Changes have been made this year throughout Dining Services. Coleman said he is still looking for more ideas from students and wants to plan more ARAMARK-sponsored programs in order to pursue “constant improvement.”
The largest change has been in personnel and customer services. The “WOW” program encourages students to comment on good customer service so employees can be rewarded. Also, employees are going through additional customer service and safety training.
“Everyone who the customer interacts with is going to be involved in this training,” Coleman said, adding that “this wasn’t the case before.”
On Wednesday, Coleman left for Boston to join other UR Dining Service managers in a conference titled, “Restaurant Food on Campus.”
Small changes have been made to Danforth Dining Center already this year.
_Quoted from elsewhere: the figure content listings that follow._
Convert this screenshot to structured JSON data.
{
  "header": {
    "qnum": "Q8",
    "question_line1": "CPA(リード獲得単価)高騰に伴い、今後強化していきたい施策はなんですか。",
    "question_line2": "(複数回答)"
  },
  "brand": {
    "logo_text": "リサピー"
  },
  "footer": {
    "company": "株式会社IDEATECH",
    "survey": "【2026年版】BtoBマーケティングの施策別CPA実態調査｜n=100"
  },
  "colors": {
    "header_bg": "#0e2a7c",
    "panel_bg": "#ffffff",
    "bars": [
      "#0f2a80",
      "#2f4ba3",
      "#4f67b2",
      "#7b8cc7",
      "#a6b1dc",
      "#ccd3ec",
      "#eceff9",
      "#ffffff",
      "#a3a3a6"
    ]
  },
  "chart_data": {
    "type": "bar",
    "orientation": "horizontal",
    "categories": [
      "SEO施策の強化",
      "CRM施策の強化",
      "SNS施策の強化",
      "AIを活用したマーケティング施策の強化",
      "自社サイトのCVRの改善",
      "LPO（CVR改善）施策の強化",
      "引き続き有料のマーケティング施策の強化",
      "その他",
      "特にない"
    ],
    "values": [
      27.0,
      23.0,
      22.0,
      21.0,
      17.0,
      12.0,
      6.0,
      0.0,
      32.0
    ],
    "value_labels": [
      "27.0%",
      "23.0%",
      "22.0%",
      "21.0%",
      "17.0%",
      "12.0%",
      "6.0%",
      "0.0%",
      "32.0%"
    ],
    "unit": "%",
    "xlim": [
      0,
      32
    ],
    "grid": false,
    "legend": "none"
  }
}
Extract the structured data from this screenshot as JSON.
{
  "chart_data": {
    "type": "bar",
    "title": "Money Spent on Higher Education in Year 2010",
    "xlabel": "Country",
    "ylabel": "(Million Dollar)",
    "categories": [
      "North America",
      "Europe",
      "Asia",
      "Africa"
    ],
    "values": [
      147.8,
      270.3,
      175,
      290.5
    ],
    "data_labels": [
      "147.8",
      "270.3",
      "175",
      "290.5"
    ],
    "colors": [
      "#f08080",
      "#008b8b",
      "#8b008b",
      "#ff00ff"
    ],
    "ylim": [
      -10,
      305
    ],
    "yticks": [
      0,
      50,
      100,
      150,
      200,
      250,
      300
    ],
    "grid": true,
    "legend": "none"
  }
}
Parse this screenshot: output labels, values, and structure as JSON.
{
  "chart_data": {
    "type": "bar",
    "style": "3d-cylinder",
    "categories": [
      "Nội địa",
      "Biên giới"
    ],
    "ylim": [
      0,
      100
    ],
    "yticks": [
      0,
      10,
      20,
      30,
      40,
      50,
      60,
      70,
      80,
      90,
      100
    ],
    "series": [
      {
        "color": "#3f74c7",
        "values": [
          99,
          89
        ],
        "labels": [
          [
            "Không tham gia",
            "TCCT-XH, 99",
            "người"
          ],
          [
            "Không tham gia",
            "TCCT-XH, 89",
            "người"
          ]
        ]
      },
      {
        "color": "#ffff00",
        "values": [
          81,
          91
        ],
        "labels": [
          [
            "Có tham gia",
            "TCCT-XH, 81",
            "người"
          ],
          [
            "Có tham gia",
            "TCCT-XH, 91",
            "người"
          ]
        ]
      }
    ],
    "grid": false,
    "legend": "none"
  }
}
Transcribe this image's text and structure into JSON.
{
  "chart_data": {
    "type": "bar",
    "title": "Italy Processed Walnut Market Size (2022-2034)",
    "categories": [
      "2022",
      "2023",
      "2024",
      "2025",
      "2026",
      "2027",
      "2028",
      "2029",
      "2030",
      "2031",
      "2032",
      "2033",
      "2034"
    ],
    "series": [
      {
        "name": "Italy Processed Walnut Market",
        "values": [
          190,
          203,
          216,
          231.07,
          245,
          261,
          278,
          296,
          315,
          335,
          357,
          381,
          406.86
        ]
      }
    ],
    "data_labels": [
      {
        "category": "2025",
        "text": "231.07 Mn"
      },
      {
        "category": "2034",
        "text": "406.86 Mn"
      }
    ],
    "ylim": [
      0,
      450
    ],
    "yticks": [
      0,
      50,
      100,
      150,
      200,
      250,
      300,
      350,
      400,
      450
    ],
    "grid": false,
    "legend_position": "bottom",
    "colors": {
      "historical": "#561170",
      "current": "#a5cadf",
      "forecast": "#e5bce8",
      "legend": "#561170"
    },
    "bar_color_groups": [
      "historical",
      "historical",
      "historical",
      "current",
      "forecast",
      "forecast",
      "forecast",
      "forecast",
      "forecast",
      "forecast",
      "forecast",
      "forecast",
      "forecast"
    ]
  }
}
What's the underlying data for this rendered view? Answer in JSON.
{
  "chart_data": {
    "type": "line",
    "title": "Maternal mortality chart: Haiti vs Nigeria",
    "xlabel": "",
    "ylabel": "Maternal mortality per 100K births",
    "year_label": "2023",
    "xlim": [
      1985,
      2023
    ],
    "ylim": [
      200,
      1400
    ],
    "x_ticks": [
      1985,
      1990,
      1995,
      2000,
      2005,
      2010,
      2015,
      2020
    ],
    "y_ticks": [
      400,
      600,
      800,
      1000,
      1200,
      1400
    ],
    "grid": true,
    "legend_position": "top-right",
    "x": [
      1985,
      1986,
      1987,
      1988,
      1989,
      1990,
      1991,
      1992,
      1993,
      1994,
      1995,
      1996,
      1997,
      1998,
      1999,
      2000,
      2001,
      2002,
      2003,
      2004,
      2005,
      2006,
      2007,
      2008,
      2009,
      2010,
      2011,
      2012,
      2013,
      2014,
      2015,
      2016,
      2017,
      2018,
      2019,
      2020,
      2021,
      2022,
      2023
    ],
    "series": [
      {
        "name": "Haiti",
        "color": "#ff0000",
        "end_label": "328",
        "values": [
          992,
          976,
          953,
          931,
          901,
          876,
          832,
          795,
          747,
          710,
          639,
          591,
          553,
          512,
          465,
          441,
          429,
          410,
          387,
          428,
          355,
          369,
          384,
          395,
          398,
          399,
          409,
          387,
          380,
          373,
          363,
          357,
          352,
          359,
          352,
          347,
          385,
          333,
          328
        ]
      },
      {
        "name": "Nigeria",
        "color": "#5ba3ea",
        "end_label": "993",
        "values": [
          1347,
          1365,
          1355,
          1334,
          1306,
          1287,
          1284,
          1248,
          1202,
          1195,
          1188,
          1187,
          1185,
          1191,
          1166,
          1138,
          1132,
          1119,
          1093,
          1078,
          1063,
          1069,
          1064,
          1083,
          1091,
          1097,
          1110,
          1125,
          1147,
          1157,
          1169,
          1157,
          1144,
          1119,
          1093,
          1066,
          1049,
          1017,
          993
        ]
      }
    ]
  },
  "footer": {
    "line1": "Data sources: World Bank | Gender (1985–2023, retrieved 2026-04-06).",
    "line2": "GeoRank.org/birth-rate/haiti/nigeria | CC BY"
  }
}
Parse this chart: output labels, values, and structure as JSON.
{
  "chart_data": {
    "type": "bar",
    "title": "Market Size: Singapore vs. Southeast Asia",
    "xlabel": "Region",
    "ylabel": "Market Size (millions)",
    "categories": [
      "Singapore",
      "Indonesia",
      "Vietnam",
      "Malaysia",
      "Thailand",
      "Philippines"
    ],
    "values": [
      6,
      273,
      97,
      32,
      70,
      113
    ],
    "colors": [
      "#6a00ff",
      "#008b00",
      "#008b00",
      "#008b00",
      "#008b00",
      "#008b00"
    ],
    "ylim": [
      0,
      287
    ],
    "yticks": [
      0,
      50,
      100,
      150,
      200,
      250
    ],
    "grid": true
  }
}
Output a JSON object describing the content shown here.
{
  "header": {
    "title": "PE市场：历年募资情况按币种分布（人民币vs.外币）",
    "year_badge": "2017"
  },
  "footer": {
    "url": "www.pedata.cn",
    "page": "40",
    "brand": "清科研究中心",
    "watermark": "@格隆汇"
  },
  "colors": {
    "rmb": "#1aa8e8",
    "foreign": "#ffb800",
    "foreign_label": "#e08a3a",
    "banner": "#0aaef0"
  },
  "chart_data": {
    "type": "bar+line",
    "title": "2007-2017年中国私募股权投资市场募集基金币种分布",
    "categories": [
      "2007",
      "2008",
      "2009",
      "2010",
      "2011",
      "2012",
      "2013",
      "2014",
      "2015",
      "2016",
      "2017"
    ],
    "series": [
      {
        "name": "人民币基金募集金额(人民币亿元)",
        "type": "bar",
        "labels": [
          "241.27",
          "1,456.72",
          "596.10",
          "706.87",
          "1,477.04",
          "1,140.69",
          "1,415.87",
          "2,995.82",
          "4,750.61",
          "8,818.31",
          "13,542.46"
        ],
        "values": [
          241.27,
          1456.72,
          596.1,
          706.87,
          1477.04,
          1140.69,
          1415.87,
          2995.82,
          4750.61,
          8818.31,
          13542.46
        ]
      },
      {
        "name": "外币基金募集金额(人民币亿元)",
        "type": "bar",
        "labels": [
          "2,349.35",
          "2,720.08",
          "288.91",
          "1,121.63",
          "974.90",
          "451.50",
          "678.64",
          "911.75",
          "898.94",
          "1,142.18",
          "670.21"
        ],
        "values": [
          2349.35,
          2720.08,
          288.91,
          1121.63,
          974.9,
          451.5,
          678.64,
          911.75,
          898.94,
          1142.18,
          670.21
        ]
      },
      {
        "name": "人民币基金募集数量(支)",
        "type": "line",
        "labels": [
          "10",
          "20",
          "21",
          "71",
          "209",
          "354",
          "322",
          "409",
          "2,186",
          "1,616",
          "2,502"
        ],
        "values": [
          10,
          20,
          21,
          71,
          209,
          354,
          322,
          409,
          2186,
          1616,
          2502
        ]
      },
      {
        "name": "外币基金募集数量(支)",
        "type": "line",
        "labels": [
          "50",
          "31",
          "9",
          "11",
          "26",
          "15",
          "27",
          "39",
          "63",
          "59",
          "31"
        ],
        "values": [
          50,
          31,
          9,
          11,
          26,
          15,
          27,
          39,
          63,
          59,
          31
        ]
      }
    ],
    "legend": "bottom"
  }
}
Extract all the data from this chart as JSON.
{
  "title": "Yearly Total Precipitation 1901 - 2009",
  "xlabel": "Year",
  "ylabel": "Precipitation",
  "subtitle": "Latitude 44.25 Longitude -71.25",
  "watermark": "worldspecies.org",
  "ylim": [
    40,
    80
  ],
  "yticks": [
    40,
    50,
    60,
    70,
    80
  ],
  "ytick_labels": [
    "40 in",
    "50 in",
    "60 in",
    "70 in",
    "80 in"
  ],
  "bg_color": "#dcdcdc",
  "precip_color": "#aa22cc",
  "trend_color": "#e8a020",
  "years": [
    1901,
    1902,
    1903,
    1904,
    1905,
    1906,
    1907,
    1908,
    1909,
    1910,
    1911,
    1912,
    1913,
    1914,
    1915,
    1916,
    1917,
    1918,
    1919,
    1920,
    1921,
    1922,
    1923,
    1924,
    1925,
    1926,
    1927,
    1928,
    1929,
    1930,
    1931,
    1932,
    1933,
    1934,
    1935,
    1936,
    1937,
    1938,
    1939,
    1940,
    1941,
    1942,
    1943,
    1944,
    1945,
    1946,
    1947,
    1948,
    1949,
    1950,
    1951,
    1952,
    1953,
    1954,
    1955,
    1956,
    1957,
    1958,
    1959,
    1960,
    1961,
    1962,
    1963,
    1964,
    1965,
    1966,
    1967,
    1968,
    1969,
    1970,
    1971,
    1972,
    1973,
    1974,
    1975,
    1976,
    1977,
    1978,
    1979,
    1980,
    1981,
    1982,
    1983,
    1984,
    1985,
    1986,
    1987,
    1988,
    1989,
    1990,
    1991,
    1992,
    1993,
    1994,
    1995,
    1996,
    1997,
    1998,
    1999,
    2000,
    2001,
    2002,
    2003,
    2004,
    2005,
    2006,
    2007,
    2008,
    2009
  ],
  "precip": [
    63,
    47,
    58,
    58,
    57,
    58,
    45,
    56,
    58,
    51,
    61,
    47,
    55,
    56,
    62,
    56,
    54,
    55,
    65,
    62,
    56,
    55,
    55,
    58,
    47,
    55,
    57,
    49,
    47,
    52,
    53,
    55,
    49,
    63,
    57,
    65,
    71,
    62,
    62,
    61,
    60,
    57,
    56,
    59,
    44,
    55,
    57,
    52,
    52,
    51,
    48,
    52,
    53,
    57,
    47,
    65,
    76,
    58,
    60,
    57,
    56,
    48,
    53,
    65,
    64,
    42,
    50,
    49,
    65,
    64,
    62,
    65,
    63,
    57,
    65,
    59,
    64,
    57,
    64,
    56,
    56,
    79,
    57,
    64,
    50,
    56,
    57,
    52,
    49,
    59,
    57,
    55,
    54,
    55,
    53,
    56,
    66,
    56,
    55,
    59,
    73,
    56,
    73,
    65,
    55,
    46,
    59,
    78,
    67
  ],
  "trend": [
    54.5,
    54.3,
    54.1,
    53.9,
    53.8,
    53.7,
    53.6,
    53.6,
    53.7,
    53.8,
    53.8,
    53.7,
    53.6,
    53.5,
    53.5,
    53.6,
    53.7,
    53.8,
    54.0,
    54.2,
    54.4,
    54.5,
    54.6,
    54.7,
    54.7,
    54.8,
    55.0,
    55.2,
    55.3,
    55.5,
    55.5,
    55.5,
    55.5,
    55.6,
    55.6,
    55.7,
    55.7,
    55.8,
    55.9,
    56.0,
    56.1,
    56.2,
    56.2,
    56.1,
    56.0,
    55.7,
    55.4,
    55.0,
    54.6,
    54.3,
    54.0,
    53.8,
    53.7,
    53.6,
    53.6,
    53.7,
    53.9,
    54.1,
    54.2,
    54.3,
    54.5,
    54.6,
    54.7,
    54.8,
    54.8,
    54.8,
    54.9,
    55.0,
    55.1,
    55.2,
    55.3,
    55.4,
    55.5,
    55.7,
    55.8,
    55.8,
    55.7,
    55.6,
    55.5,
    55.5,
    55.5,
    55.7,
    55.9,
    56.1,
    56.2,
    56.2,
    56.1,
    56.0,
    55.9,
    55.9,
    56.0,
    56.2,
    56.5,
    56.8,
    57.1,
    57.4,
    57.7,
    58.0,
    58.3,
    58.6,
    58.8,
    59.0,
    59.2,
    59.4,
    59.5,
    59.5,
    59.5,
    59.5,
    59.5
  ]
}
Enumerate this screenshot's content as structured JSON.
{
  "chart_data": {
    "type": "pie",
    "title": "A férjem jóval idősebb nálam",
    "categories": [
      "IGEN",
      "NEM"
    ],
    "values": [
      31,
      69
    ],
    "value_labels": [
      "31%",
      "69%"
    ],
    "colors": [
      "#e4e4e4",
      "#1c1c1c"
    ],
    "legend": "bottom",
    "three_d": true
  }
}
Among these have been consolidating breakfast serving lines, playing classical music during dining hours and adding some new cooking equipment.
Most students in Danforth did not notice anything different. “There’s been changes?” junior Pam Sheffield asked. She added that while she doesn’t particularly like Danforth, “I don’t know how they’re going to change it.”
Some have noticed one or two changes and thought them to be positive. “I did like how they have the new [George Foreman] grill,” freshman Alison St. John said.
The last goal that Coleman is pursuing is adding and improving special events at the university. Gene Kellogg, a dining consultant hired by the university, told Coleman that UR already has more events than almost any other campus, and Coleman hopes to promote these events better than they have been in the past.
Students that have attended these events have appreciated them. “I like all the events they’re doing, like the Salsa Dinner,” junior Greg Owsley said.
University Dining Services and Student Activities plan on bringing internationally known singer and dancer Chester Mahooty along with other Native American dancers to campus on Nov. 7.